Sementara itu, pada Kamis (3/11/2022), pihak berwenang Lanzhou mengeluarkan pernyataan yang mengungkapkan kesedihan atas kematian anak itu dan belasungkawa kepada keluarganya. Mereka bersumpah untuk "secara serius menangani" pejabat dan unit kerja yang gagal memfasilitasi penyelamatan tepat waktu untuk bocah itu.
"Kami telah belajar pelajaran yang menyakitkan dari insiden ini ... dan akan menempatkan orang-orang dan kehidupan mereka sebagai yang utama dalam pekerjaan kami di masa depan," kata pernyataan itu.
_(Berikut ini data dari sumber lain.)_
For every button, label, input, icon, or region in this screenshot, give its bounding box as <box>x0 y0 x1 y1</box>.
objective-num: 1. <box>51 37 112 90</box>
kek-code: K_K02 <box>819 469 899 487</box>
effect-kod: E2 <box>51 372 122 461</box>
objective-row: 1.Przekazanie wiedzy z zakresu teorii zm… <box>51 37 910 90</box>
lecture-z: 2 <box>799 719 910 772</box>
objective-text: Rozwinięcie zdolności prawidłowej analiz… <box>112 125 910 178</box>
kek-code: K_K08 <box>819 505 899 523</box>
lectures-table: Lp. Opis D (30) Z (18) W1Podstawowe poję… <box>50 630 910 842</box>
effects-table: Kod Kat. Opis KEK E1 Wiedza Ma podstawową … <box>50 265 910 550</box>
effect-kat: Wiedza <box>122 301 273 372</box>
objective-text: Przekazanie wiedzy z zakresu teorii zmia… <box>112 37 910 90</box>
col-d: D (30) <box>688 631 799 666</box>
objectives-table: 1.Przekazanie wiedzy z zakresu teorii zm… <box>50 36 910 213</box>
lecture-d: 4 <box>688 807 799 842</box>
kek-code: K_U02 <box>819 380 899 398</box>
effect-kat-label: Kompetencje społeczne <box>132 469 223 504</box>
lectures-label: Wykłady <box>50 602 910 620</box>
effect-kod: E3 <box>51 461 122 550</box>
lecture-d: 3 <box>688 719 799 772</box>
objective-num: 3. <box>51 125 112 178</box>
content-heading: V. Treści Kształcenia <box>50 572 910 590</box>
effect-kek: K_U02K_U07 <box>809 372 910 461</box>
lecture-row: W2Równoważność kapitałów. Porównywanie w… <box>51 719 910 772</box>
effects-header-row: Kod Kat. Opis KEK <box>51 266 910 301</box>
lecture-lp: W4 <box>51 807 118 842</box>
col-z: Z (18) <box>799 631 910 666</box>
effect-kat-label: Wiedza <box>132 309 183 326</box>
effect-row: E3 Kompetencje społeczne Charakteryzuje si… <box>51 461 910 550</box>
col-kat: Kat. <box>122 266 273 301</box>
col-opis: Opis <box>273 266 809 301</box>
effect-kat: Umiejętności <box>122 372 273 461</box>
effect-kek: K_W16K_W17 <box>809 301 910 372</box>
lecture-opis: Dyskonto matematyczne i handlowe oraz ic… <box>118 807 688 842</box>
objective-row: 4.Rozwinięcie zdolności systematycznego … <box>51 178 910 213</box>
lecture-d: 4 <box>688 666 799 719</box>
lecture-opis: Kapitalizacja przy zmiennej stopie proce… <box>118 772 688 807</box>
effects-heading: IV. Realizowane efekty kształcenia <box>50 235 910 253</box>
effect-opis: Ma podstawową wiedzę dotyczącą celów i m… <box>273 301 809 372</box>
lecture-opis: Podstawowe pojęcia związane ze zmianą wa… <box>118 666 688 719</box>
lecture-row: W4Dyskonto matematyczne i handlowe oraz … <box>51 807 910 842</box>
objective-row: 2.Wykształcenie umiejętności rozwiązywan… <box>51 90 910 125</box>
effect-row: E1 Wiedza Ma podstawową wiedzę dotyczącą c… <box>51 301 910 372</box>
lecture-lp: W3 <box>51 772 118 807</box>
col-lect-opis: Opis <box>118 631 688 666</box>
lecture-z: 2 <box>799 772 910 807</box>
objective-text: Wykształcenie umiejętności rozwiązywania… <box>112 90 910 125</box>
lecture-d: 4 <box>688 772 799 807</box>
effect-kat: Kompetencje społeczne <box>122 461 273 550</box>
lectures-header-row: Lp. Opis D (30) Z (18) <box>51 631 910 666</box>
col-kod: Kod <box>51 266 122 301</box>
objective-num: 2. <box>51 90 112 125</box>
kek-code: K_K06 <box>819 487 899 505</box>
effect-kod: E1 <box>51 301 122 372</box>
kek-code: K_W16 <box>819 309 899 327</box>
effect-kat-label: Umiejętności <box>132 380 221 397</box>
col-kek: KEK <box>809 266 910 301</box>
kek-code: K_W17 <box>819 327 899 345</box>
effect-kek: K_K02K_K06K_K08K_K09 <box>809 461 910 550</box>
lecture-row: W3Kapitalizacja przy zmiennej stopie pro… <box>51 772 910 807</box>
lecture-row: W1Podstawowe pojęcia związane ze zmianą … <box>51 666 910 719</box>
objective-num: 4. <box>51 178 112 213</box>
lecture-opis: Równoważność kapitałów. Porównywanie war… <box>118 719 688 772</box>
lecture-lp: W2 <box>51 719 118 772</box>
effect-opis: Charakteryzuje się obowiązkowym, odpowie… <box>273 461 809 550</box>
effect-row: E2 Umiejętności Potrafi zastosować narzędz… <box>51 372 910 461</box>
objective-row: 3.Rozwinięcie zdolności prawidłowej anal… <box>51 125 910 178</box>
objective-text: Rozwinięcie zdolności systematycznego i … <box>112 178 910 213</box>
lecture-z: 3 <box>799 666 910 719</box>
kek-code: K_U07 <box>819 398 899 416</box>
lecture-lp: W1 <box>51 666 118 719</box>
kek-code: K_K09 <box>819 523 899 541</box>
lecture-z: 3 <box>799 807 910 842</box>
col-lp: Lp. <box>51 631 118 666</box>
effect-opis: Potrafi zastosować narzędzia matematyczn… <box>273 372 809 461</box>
CNN mencoba menghubungi pejabat Lanzhou dan ayah bocah itu untuk memberikan komentar. Sang ayah tidak menanggapi.
Kematian bocah itu juga memicu kemarahan warga setempat. Video yang beredar di media sosial menunjukkan warga turun ke jalan untuk menuntut jawaban dari pihak berwenang.
Salah satunya menunjukkan seorang wanita meneriaki para pejabat yang mengenakan pakaian hazmat dari ujung kepala hingga ujung kaki. “Minta pemimpin Anda untuk datang ke sini dan memberi tahu kami apa yang terjadi hari ini,” teriaknya.
Di tempat lain, seorang pria meneriakkan, "Kembalikan kebebasanku!"
Ini adalah tragedi terbaru yang memicu reaksi yang terus muncul terhadap kebijakan nol-Covid China yang tak henti-hentinya. Kebijakan ini dianggap merepotkan hingga menyulitkan kehidupan dengan lockdown yang tak henti-hentinya, karantina, dan mandat pengujian massal bahkan ketika seluruh dunia bergerak dari pandemi.
Banyak kasus serupa melibatkan orang yang sekarat setelah ditolak akses cepat ke perawatan medis darurat selama penguncian. Meskipun ada desakan dari pejabat China, termasuk Presiden Xi Jinping, bahwa kebijakan Covid negara itu “menempatkan orang dan kehidupan mereka terlebih dahulu.”